For the patient this would mean living with a dry cough and greater breathlessness.
It’s not possible to predict during the acute stage whether it will lead to chronic fibrosis, however.
“If you are admitted and it’s the first week of you developing the virus and you have a CT scan with those scary-looking changes, it’s really impossible to know what is going to happen in the longer term,” Dr Corte says.
“I think if you do the CT three months down the track and those findings were there, then we would have a little bit more ability to predict what was going to persist or not.”
There is a window from the onset of ARDS after which it is likely scarring will be permanent, she says.
“From the time when the ARDS is first identified in intensive care, there is a period of time, usually approximately 12 months, where patients can recover and improve. But then after around 12 to 18 months, there’s usually very little change.”
At that point, there’s little that can be done beyond supportive management with pulmonary rehabilitation and oxygen – although there are now scores of trials of anti-fibrotic medications, such as nintendanib and pirfenidone, in COVID-19 patients around the world, according to the WHO clinical trials registry.
The patients with the usual risk factors (age, cardiovascular comorbidities, et cetera) for severe COVID-19 disease are also those most likely to be left with fibrosis, which is directly related to the amount of lung damage during the acute phase of the infection – it will not lie in wait after a mild bout of the disease.
“If you get the coronavirus mildly, you’re not going to suddenly develop post-coronavirus pulmonary fibrosis,” Dr Corte says. “You have to be very sick and in intensive care to be at risk of that.”
Pulmonary fibrosis is a disease with a number of distinct subtypes with different causes – including asbestos exposure or an autoimmune condition like scleroderma – which behave differently.
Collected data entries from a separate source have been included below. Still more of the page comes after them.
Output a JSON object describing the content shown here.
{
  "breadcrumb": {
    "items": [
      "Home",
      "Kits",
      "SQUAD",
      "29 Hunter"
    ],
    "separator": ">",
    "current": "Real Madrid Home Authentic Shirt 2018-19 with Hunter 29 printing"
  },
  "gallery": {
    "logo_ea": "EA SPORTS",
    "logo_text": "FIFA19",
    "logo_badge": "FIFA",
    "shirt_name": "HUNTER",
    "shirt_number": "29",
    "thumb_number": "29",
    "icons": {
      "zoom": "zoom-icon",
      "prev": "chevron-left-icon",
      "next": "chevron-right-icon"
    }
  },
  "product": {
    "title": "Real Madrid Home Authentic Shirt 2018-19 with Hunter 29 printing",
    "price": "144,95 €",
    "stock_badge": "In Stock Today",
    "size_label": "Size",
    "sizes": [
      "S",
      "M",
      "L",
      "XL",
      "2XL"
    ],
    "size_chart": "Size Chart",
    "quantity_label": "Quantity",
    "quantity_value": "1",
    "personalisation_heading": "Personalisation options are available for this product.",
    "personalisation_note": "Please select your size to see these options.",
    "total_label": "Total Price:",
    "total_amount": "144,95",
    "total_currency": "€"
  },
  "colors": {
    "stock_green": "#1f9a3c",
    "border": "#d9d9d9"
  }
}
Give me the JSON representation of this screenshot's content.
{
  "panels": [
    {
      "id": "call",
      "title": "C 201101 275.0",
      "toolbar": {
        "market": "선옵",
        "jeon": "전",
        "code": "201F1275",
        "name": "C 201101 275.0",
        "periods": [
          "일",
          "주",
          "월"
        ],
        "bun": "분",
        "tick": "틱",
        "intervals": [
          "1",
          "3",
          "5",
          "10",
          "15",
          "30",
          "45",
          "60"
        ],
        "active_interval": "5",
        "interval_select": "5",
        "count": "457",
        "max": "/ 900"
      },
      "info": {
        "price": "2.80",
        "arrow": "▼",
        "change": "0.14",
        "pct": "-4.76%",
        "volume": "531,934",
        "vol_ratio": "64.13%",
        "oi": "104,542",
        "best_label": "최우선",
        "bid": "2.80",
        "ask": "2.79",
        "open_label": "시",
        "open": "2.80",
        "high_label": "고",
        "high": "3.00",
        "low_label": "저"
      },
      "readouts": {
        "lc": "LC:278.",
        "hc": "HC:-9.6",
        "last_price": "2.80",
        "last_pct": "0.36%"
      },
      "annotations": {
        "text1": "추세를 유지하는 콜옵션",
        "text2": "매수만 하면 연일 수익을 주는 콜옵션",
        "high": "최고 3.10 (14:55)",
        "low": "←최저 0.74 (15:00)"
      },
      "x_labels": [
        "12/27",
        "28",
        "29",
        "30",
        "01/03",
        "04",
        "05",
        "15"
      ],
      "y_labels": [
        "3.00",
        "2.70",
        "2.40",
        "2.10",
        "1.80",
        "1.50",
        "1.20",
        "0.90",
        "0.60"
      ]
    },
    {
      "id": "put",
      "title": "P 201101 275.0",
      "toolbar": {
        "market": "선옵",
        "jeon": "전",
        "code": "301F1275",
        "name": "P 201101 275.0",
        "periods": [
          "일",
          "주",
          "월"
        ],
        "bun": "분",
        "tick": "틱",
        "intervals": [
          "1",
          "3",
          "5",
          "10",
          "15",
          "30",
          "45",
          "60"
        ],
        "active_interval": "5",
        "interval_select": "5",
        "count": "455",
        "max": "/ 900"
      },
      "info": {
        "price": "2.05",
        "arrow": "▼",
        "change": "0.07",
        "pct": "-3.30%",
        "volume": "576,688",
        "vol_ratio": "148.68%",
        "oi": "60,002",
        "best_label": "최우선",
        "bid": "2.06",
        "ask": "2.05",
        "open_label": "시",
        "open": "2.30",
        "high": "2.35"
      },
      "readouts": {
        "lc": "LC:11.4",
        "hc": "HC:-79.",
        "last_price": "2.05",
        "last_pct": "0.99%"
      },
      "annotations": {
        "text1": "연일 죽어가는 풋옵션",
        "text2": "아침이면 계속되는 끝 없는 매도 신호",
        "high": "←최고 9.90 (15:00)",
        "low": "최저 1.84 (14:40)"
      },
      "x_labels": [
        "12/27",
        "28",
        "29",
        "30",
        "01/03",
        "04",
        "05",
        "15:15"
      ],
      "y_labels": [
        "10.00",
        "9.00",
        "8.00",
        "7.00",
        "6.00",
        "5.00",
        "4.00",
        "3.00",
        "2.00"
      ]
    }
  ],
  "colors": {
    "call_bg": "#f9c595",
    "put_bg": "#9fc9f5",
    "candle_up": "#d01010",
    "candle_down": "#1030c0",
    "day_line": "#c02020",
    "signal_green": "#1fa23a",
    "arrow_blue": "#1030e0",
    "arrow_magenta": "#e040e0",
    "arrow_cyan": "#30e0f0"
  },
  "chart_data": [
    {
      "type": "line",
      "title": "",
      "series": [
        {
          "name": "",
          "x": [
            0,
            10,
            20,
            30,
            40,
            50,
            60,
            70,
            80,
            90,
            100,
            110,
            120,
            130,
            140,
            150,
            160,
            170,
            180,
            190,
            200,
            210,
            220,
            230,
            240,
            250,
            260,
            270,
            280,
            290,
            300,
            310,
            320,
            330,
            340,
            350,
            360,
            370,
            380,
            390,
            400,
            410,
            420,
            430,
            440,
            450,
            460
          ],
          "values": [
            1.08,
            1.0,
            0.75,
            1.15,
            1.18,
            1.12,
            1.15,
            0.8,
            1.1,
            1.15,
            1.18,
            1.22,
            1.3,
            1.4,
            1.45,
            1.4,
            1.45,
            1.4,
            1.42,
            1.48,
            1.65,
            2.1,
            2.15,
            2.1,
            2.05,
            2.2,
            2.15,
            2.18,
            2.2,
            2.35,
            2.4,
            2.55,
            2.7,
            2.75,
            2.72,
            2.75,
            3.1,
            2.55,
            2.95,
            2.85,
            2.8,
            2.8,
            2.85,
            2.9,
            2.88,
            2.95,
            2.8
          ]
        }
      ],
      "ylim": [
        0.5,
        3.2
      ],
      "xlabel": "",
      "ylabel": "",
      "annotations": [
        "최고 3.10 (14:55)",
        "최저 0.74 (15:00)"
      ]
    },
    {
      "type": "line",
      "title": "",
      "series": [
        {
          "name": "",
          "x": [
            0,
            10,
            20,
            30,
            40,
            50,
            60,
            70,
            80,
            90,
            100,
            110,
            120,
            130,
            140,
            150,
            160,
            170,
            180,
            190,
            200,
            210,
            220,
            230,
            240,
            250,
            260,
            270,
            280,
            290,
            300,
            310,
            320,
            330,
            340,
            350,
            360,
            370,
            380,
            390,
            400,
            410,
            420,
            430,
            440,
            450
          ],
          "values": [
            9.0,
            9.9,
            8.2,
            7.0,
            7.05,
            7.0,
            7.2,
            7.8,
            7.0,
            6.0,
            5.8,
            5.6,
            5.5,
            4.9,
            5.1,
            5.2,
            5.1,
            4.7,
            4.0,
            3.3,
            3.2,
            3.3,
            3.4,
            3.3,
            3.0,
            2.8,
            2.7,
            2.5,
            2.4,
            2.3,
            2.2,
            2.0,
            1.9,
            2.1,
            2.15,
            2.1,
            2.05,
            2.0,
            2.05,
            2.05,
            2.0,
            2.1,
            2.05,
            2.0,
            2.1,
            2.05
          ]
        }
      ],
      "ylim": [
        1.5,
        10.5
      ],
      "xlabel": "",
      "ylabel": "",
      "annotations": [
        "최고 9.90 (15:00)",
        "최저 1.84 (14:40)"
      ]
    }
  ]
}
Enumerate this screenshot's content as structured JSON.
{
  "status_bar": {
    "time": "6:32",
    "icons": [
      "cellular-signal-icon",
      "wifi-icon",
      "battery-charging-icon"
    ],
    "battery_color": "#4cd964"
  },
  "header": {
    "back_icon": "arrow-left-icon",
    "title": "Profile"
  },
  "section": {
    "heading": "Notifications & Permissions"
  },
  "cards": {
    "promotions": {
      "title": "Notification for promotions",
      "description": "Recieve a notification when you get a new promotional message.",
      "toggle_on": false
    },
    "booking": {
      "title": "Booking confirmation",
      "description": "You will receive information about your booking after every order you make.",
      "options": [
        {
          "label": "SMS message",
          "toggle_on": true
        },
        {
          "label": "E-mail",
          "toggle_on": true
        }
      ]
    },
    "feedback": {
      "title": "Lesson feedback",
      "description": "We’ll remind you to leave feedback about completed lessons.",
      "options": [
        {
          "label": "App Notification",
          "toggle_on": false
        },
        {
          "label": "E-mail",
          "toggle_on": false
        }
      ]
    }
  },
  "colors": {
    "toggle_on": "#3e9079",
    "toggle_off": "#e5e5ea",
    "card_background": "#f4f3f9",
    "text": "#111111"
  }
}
Idiopathic pulmonary fibrosis, with no known cause, is always progressive with a mean survival of two to five years.
Patients “become progressively more breathless, more oxygen dependent and less able to walk around as much, get a dry cough, end up on oxygen and ultimately die”.
But there’s no reason to think chronic pulmonary fibrosis after a COVID-19 pneumonia will take that course, Dr Corte says.
“They might look similar on a CT scan – so it might be really important to tell the doctor you’d been unwell with the coronavirus so that you weren’t misdiagnosed with idiopathic pulmonary fibrosis.”
Ventilator-induced lung injury, while possible, is unlikely.
“It’s not something that I’d expect to see in a controlled environment and in someone with previously normal lungs,” Dr Corte says. “People are very aware, especially in the coronavirus environment, of not over-ventilating people.”
IF SYMPTOMS PERSIST
Even without direct damage, people who have been on mechanical ventilation may require weeks or months of rehabilitation to counteract the effects of sedation and muscle wasting.
And it seems likely that the aftermath of COVID-19 will extend well beyond pulmonary damage that you can see or measure. Recovered patients in Italy are reporting a host of diffuse symptoms that last well beyond the acute phase, including fatigue, pain, shortness of breath, anosmia and ageusia, and gastrointestinal problems.
It’s almost as though SARS-CoV-2 is determined to add to the burden of disease in any way it can.